Takipde Kalın!
Günlük gelişmeleri takip edebilmek için habertürk uygulamasını indirin
Gündem Ekonomi Dünya Spor Magazin Kadın Sağlık Yazılar Teknoloji Gastro Video Stil Resmi İlanlar

Şu anda dünyanın önemli şehirlerinde yemek yiyenler tarafından talep edilen lokanta türleri arasında birinci sırasında olması gereken, yemek programı yapımcılarının üzerinde en fazla durdukları konunun da o olması lazımken Türk mutfağı bırakın hak ettiği liderlik pozisyonunda olmayı son yıllarda gücünden çok fazla kaybetmeye başladı.

Yemek programı yapanların, yemek kültürü programı sunan uzmanların, yemek yarışmalarının gündeminde Türk yemekleri hiç yok.

***

Yemek pişirme kalitemizde bir düşüş olup olmadığını tam bilemiyorum ama ortada bir tanıtım sorunu olduğu kesin. Kolektif yaşamımızdan uzunca bir süredir kaliteli yaşamı aramayı çıkardığımızdan, yiyecek-içecek kültürümüz de darbe yiyip duruyor son zamanlarda.
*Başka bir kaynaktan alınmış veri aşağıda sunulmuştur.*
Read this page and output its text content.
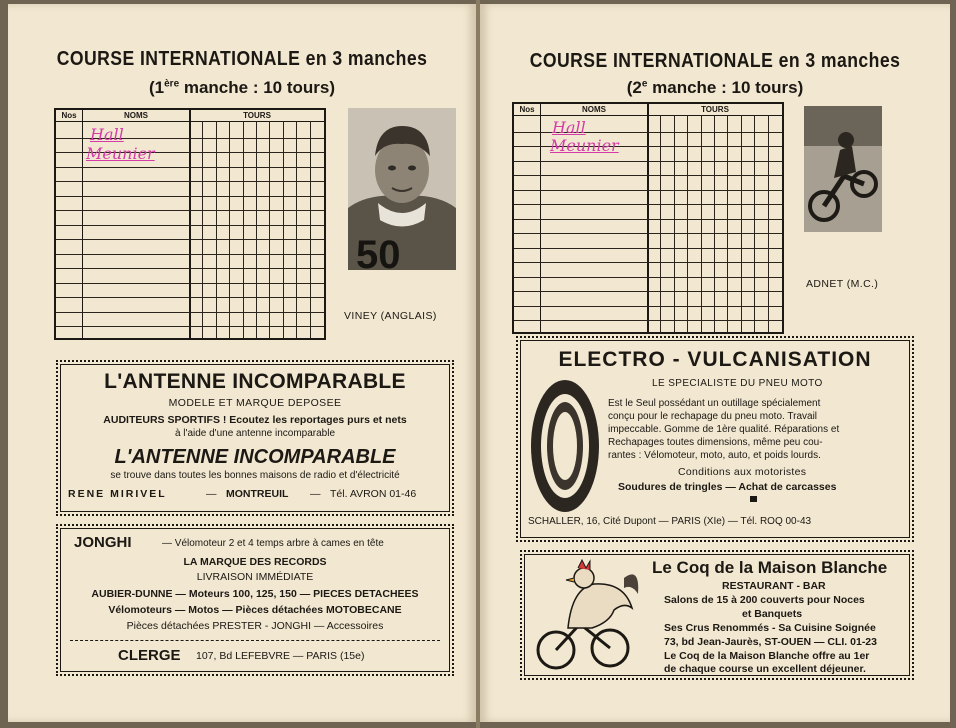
COURSE INTERNATIONALE en 3 manches
(1ère manche : 10 tours)
Nos	NOMS	TOURS
Hall
Meunier
50
VINEY (ANGLAIS)
L'ANTENNE INCOMPARABLE
MODELE ET MARQUE DEPOSEE
AUDITEURS SPORTIFS ! Ecoutez les reportages purs et nets
à l'aide d'une antenne incomparable
L'ANTENNE INCOMPARABLE
se trouve dans toutes les bonnes maisons de radio et d'électricité
RENE MIRIVEL	— MONTREUIL — Tél. AVRON 01-46
JONGHI	— Vélomoteur 2 et 4 temps arbre à cames en tête
LA MARQUE DES RECORDS
LIVRAISON IMMÉDIATE
AUBIER-DUNNE — Moteurs 100, 125, 150 — PIECES DETACHEES
Vélomoteurs — Motos — Pièces détachées MOTOBECANE
Pièces détachées PRESTER - JONGHI — Accessoires
CLERGE 107, Bd LEFEBVRE — PARIS (15e)
COURSE INTERNATIONALE en 3 manches
(2e manche : 10 tours)
Nos	NOMS	TOURS
Hall
Meunier
ADNET (M.C.)
ELECTRO - VULCANISATION
LE SPECIALISTE DU PNEU MOTO
Est le Seul possédant un outillage spécialement
conçu pour le rechapage du pneu moto. Travail
impeccable. Gomme de 1ère qualité. Réparations et
Rechapages toutes dimensions, même peu cou-
rantes : Vélomoteur, moto, auto, et poids lourds.
Conditions aux motoristes
Soudures de tringles — Achat de carcasses
SCHALLER, 16, Cité Dupont — PARIS (XIe) — Tél. ROQ 00-43
Le Coq de la Maison Blanche
RESTAURANT - BAR
Salons de 15 à 200 couverts pour Noces
et Banquets
Ses Crus Renommés - Sa Cuisine Soignée
73, bd Jean-Jaurès, ST-OUEN — CLI. 01-23
Le Coq de la Maison Blanche offre au 1er
de chaque course un excellent déjeuner.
Ahlakı yanış yerlerde arayanlar bu gidişattan memnun olabilirler ama bunun Türkiye’ye zararının ne kadar büyük olduğunu da görmeliler. Bir ülkenin yiyecek-içecek kültürü sağlam olmadığı takdirde ülkenin tarım sektörünün sağlam olabilmesi de mümkün değildir. Ayrıca lokantaları canlı olmazsa şehirlerdeki servis ve turizm sektörünün de canlı olabilmesi mümkün değil. Hayat canlılığından yoksun şehirde mutluluğun bulunması da imkansız olur.

***

Türkiye’de gündelik yaşamımıza kaliteyi, mutluluk arayışlarını sağlam biçimde sokacak bir kültürel devrim gerekiyor.
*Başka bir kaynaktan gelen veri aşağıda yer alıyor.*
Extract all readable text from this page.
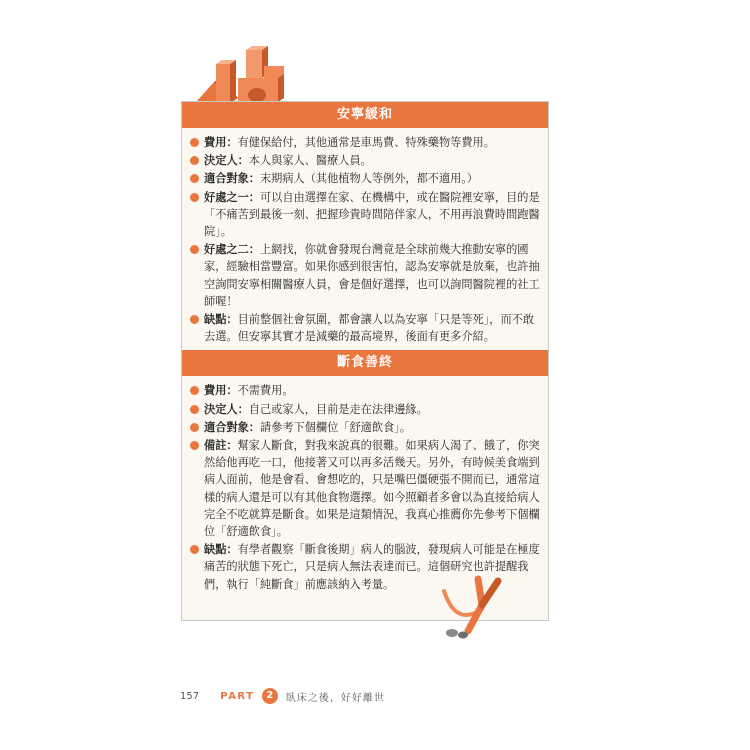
安寧緩和
費用：有健保給付，其他通常是車馬費、特殊藥物等費用。
決定人：本人與家人、醫療人員。
適合對象：末期病人（其他植物人等例外，都不適用。）
好處之一：可以自由選擇在家、在機構中，或在醫院裡安寧，目的是「不痛苦到最後一刻、把握珍貴時間陪伴家人，不用再浪費時間跑醫院」。
好處之二：上網找，你就會發現台灣竟是全球前幾大推動安寧的國家，經驗相當豐富。如果你感到很害怕，認為安寧就是放棄，也許抽空詢問安寧相關醫療人員，會是個好選擇，也可以詢問醫院裡的社工師喔！
缺點：目前整個社會氛圍，都會讓人以為安寧「只是等死」，而不敢去選。但安寧其實才是減藥的最高境界，後面有更多介紹。
斷食善終
費用：不需費用。
決定人：自己或家人，目前是走在法律邊緣。
適合對象：請參考下個欄位「舒適飲食」。
備註：幫家人斷食，對我來說真的很難。如果病人渴了、餓了，你突然給他再吃一口，他接著又可以再多活幾天。另外，有時候美食端到病人面前，他是會看、會想吃的，只是嘴巴僵硬張不開而已，通常這樣的病人還是可以有其他食物選擇。如今照顧者多會以為直接給病人完全不吃就算是斷食。如果是這類情況，我真心推薦你先參考下個欄位「舒適飲食」。
缺點：有學者觀察「斷食後期」病人的腦波，發現病人可能是在極度痛苦的狀態下死亡，只是病人無法表達而已。這個研究也許提醒我們，執行「純斷食」前應該納入考量。
157 PART 2 臥床之後，好好離世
Elimizde gerekli malzeme olduğundan, geleneğimiz, tecrübemiz ve becerimiz de bulunduğundan ben bu işe yemek sektöründen başlayalım diyorum.

Eğer kendi evimizde örneğin İstanbul, Ankara veya Eskişehir’de şehrin yiyecek içecek kültürünü canlandırıcı adımlar atılabildiğinde bunun global düzeyde etkilerini de göreceğimize eminim ben. Çünkü kendi evinde canlı bir yiyecek içecek mutluluğu arayışı bulunmayan bir ülkenin kendi mutfağını dışarda tanıtabilmesi pek mümkün değildir.

***

Fakat kendi evimizde kültürel devrimin başlamasını beklerken bu arada dışarda oluşabilecek spontane imkanları da gözden kaçırmamalıyız.

Biliyorum Amerika'ya karşı siyasi nedenlerle çok tepkili olan bir ülkeyiz ama söz konusu popüler kültür ve ve tanıtım ise ABD’nin global düzeyde belirgin bir gücü olduğunu da görmemizi engellememeli bu tepkimiz.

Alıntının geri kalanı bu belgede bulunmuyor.